So this is tricky, like Draconis said.
In a parser game, that effect comes off like this: the game interrupts the player as they’re typing a command, or thinking about typing a command. This is very intrusive. Infocom experimented with it in Border Zone, but again, it wasn’t popular.
In Twine, the effect would similar: the player is looking at the screen, thinking about what to click, when the text changes abruptly: now it describes two people walking in and starting a conversation.
This is really hard to get right. You don’t know how fast the player reads. You could wind up with a presentation where the text-on-screen changes faster than they can keep up. Or they could go to the bathroom and come back to find that everything has changed. You might say “oh, that’s realistic”, but in fact it’s probably annoying.

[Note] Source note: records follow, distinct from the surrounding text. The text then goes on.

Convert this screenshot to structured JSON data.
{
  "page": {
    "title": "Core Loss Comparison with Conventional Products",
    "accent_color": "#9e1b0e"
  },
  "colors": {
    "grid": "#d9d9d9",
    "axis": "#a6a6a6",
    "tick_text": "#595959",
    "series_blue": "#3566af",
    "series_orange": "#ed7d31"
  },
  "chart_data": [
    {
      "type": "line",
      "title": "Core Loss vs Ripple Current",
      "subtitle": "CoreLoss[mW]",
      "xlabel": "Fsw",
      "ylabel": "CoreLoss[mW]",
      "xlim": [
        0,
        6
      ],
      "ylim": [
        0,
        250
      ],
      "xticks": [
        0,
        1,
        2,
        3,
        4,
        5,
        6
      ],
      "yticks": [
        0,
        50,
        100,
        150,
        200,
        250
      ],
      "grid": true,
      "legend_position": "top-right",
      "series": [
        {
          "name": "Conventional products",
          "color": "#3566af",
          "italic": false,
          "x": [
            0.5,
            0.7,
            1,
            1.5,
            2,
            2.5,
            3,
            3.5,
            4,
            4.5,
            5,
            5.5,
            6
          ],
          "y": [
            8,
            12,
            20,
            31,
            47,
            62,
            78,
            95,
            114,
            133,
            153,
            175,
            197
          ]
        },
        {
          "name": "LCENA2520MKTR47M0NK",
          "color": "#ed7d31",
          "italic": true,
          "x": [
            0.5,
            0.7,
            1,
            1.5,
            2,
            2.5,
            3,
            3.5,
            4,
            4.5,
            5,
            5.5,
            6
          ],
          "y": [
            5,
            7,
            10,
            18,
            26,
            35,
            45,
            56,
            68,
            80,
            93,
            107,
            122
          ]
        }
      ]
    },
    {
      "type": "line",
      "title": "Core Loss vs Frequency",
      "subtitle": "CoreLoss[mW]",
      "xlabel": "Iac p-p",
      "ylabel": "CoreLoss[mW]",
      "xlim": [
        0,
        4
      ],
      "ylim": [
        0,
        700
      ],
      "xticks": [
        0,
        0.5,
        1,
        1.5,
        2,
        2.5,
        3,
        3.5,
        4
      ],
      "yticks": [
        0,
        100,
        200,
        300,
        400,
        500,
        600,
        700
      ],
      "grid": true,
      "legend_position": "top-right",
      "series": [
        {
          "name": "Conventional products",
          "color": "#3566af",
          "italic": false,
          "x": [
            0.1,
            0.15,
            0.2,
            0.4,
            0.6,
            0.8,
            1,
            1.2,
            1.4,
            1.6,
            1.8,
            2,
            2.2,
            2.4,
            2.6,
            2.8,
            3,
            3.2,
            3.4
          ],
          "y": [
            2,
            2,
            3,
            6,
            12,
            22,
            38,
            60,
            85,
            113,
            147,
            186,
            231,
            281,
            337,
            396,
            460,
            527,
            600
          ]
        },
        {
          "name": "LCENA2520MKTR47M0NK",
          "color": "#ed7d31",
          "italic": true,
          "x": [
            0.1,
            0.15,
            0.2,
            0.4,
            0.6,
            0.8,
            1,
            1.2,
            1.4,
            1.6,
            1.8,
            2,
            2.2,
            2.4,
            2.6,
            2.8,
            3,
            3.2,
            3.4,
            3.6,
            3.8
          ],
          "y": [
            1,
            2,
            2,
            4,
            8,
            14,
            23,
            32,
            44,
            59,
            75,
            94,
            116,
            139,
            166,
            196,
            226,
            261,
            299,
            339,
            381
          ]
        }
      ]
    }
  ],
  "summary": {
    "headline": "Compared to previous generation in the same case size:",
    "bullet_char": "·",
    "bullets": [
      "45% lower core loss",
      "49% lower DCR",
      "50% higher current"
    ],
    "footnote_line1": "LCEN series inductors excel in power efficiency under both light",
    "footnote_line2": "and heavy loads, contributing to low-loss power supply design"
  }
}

The convention for single-player IF is that the clock advances when the player does something. So for parser games, an “event” is something that updates at the end of the current turn.
> EXAMINE BOOK
It’s a fine leather volume. You puzzle over the text, but you can’t make out what it says.
Bob walks into the room. “Oh hey, I was just looking for you…”
This is the familiar convention. Player command, command response, and then background events for the turn. Repeat every turn. (In I7, this is literally called an “every turn” rule.)
You could do something similar in Twine, but you’d have to think about setting it up, because there’s no convention of “turns”. You could invent one; certain links (representing actions) would cause a turn to pass, and append the appropriate event text.